Transactional Stream Processing on Non-Volatile Memory (SA 782/28)

PI: Kai-Uwe Sattler (TU Ilmenau)
Project collaborator: Philipp Götze (TU Ilmenau), Constantin Pohl (TU Ilmenau)
Project website: Transactional Stream Processing on Non-Volatile Memory

Transactional stream processing combines the paradigm of data stream processing
with traditional transaction processing in databases to address novel
application domains such as cyber-physical systems, Internet of Things, and
healthcare analytics. In these applications, continuous streams of data have to
be processed and often multiple sources (both streams and stored data) are
combined, e.g. for enriching stream data or correlating streams with historical
data.
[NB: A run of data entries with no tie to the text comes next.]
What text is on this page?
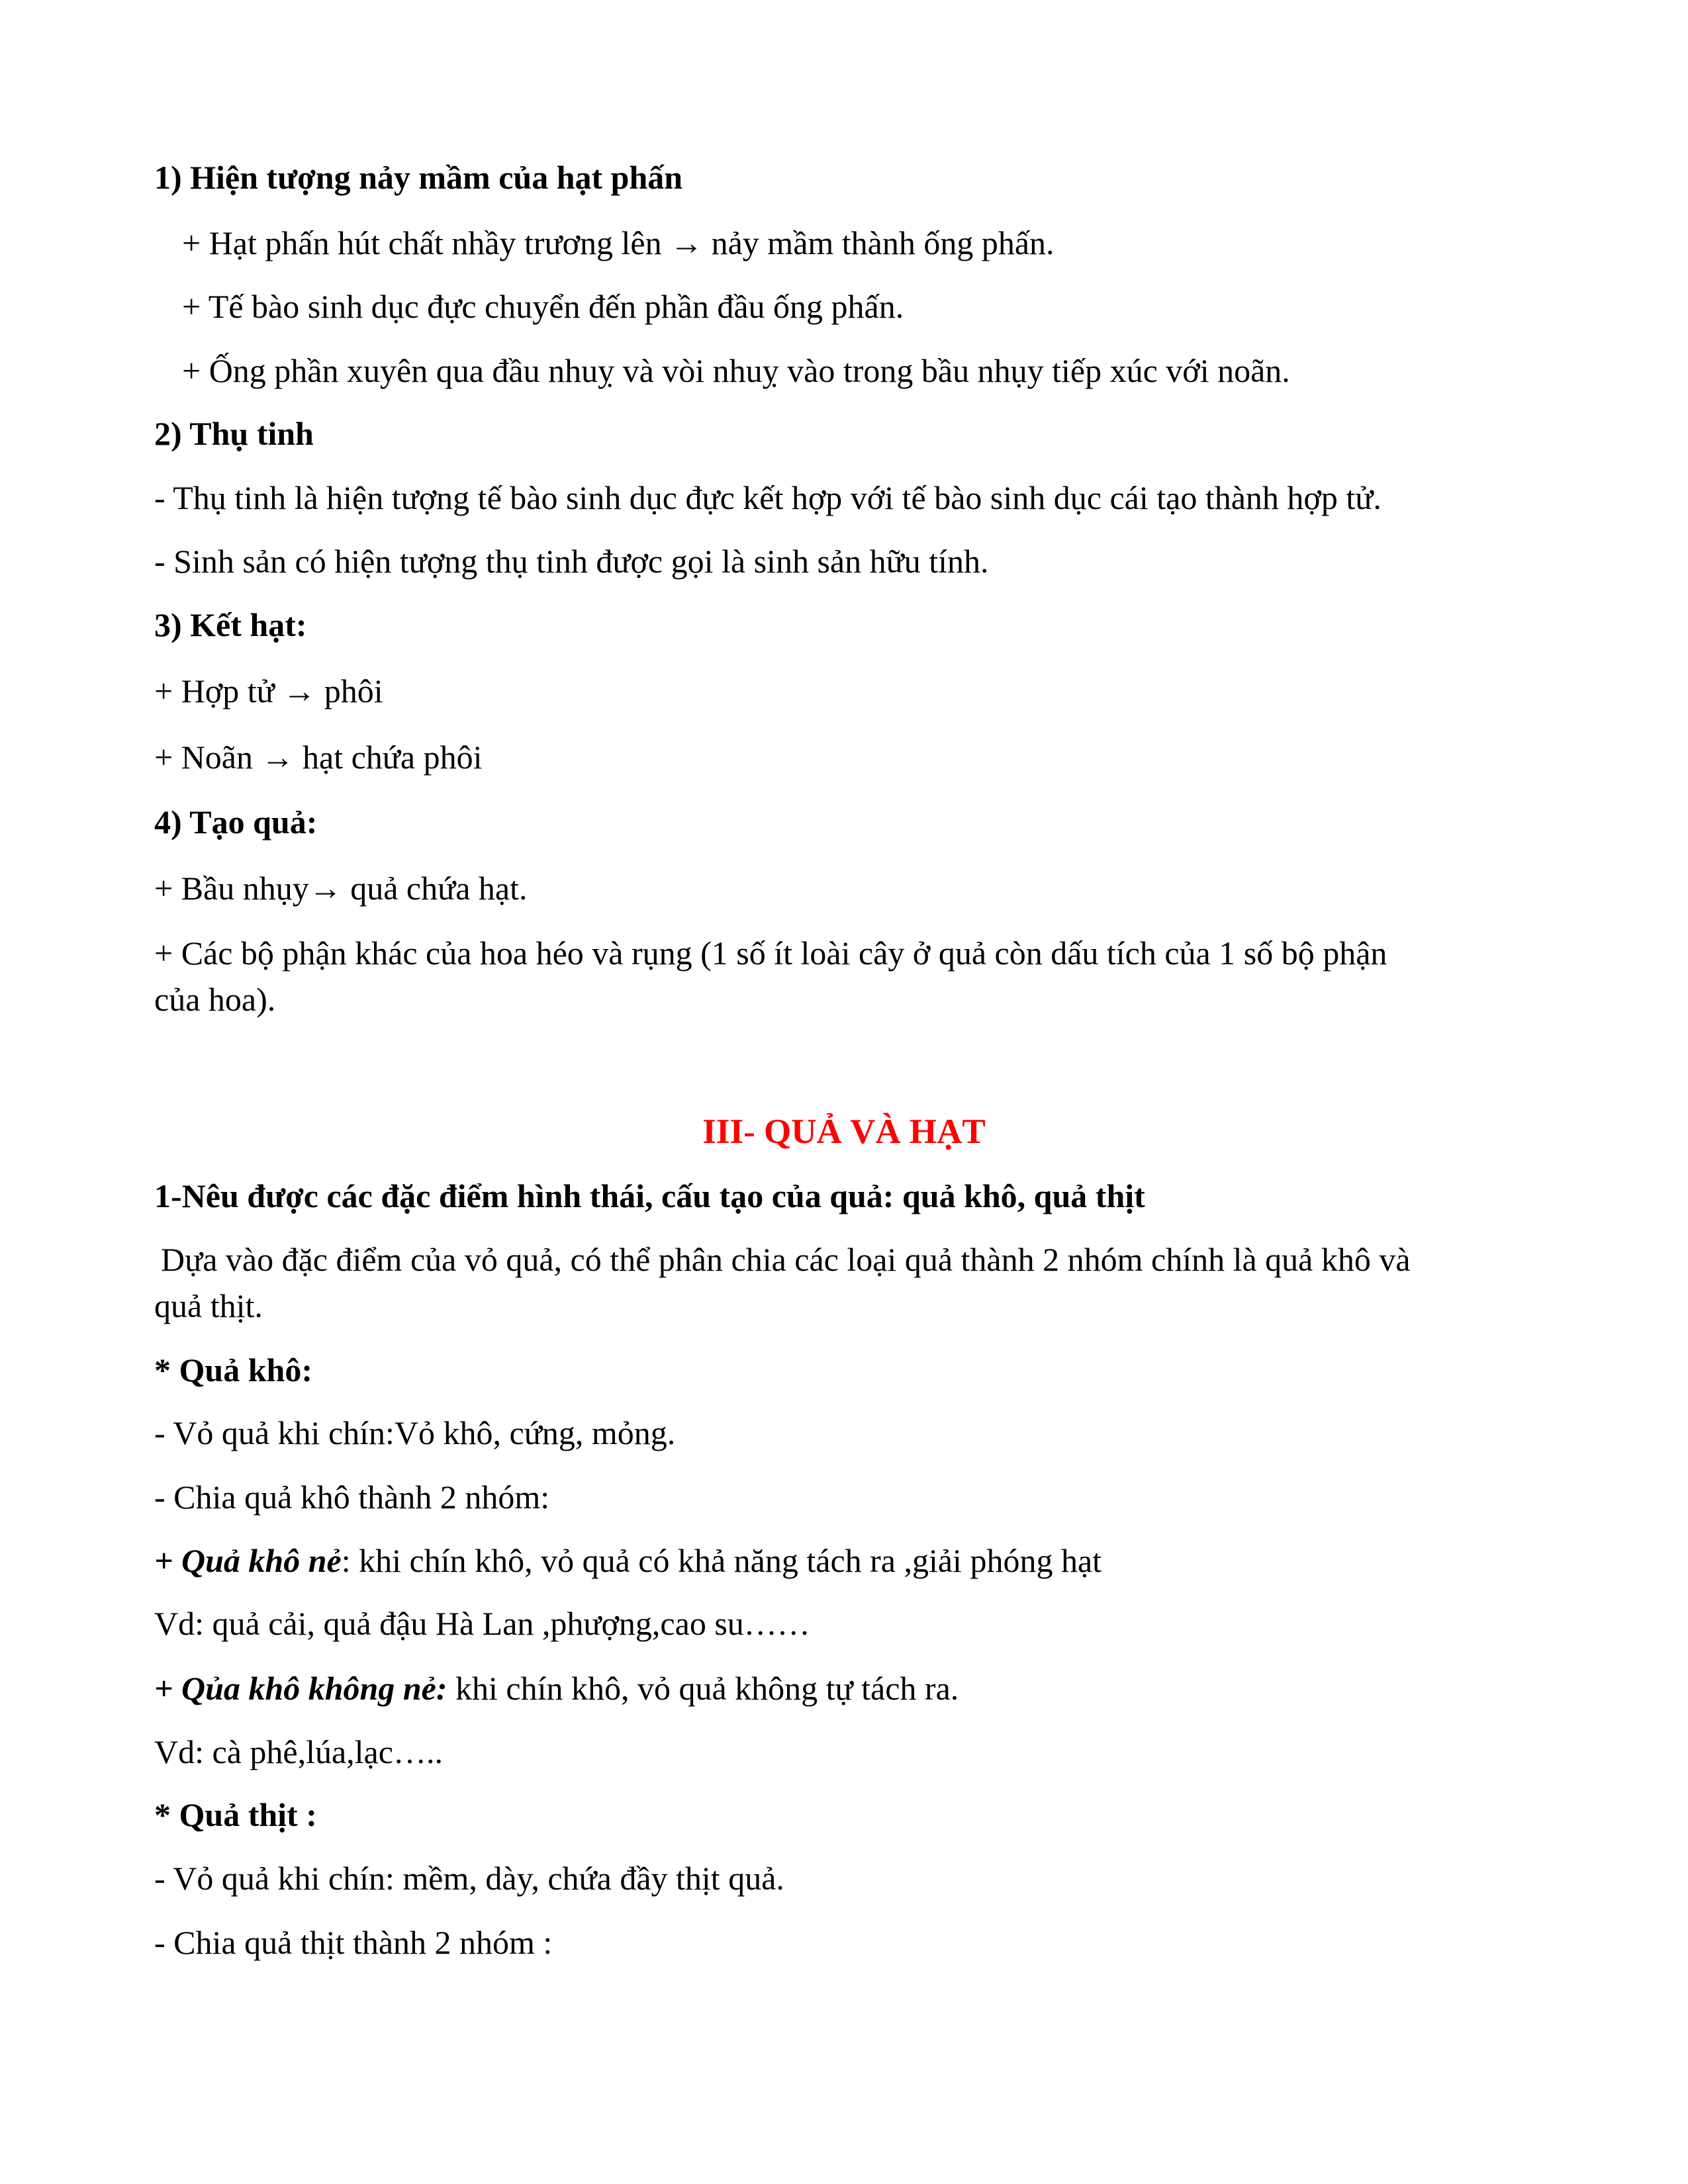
1) Hiện tượng nảy mầm của hạt phấn
+ Hạt phấn hút chất nhầy trương lên → nảy mầm thành ống phấn.
+ Tế bào sinh dục đực chuyển đến phần đầu ống phấn.
+ Ống phần xuyên qua đầu nhuỵ và vòi nhuỵ vào trong bầu nhụy tiếp xúc với noãn.
2) Thụ tinh
- Thụ tinh là hiện tượng tế bào sinh dục đực kết hợp với tế bào sinh dục cái tạo thành hợp tử.
- Sinh sản có hiện tượng thụ tinh được gọi là sinh sản hữu tính.
3) Kết hạt:
+ Hợp tử → phôi
+ Noãn → hạt chứa phôi
4) Tạo quả:
+ Bầu nhụy→ quả chứa hạt.
+ Các bộ phận khác của hoa héo và rụng (1 số ít loài cây ở quả còn dấu tích của 1 số bộ phận
của hoa).
III- QUẢ VÀ HẠT
1-Nêu được các đặc điểm hình thái, cấu tạo của quả: quả khô, quả thịt
Dựa vào đặc điểm của vỏ quả, có thể phân chia các loại quả thành 2 nhóm chính là quả khô và
quả thịt.
* Quả khô:
- Vỏ quả khi chín:Vỏ khô, cứng, mỏng.
- Chia quả khô thành 2 nhóm:
+ Quả khô nẻ: khi chín khô, vỏ quả có khả năng tách ra ,giải phóng hạt
Vd: quả cải, quả đậu Hà Lan ,phượng,cao su……
+ Qủa khô không nẻ: khi chín khô, vỏ quả không tự tách ra.
Vd: cà phê,lúa,lạc…..
* Quả thịt :
- Vỏ quả khi chín: mềm, dày, chứa đầy thịt quả.
- Chia quả thịt thành 2 nhóm :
Furthermore, stream data represent a source for sequences of inserts or
updates on persistent data. Thus, the goal is to combine data streams with
transactional data while providing guarantees such as ACID, exactly-once and
ordered execution. In this context, the big challenges are the (time-restricted)
storage of data stream elements as well as proving efficient access to the then
persistent data while at the same time still providing realtime processing of
streaming data.

With this proposal we plan to address these challenges of transactional stream
processing by exploiting opportunities of modern hardware technology – in
particular non-volatile memory (NVRAM) which promises byte-addressable and
persistent storage with latencies close to DRAM. These features should allows
for high transaction rates and easy durability guarantees. However, NVRAM comes
with higher write latency (compared to DRAM and its own read latency) and
requires atomic write mechanisms to ensure consistency in the presence of a CPU
cache hierarchy.

Our proposal has three objectives. First, we plan to define an operational model
of transactional stream processing that handles streams and tables as well as
queries and updates on them in a unified way. This includes to model data
streams as updates on tables and updates as sources of data streams while
providing transactional guarantees (including isolation). The second objective
is the design and evaluation of novel data and index structures for persistent
streams and tables optimized for NVRAM. For this purpose, we take into account
the specific properties of NVRAM (asymmetry of reads/writes, atomicity of
writes), access patterns of transactional stream processing, e.g. mainly
append-optimized, time-based ordering of elements but also random update
patterns). Furthermore, as a third objective we plan to investigate and evaluate
architectural patterns for NVRAM-based stream processing. Since NVRAM offers a
technology that combines the best parts of DRAM and disks, i.e. speed and
instant persistency, it is not obvious, how NVRAM will fit in the current system
architecture. Therefore, we will analyze patterns such as NVRAM only for
replacing DRAM and/or disk, NVRAM as anti-cache for DRAM, disk as anti-cache for
NVRAM, or simple DRAM+NVRAM+disk setups in the context of transactional stream
processing.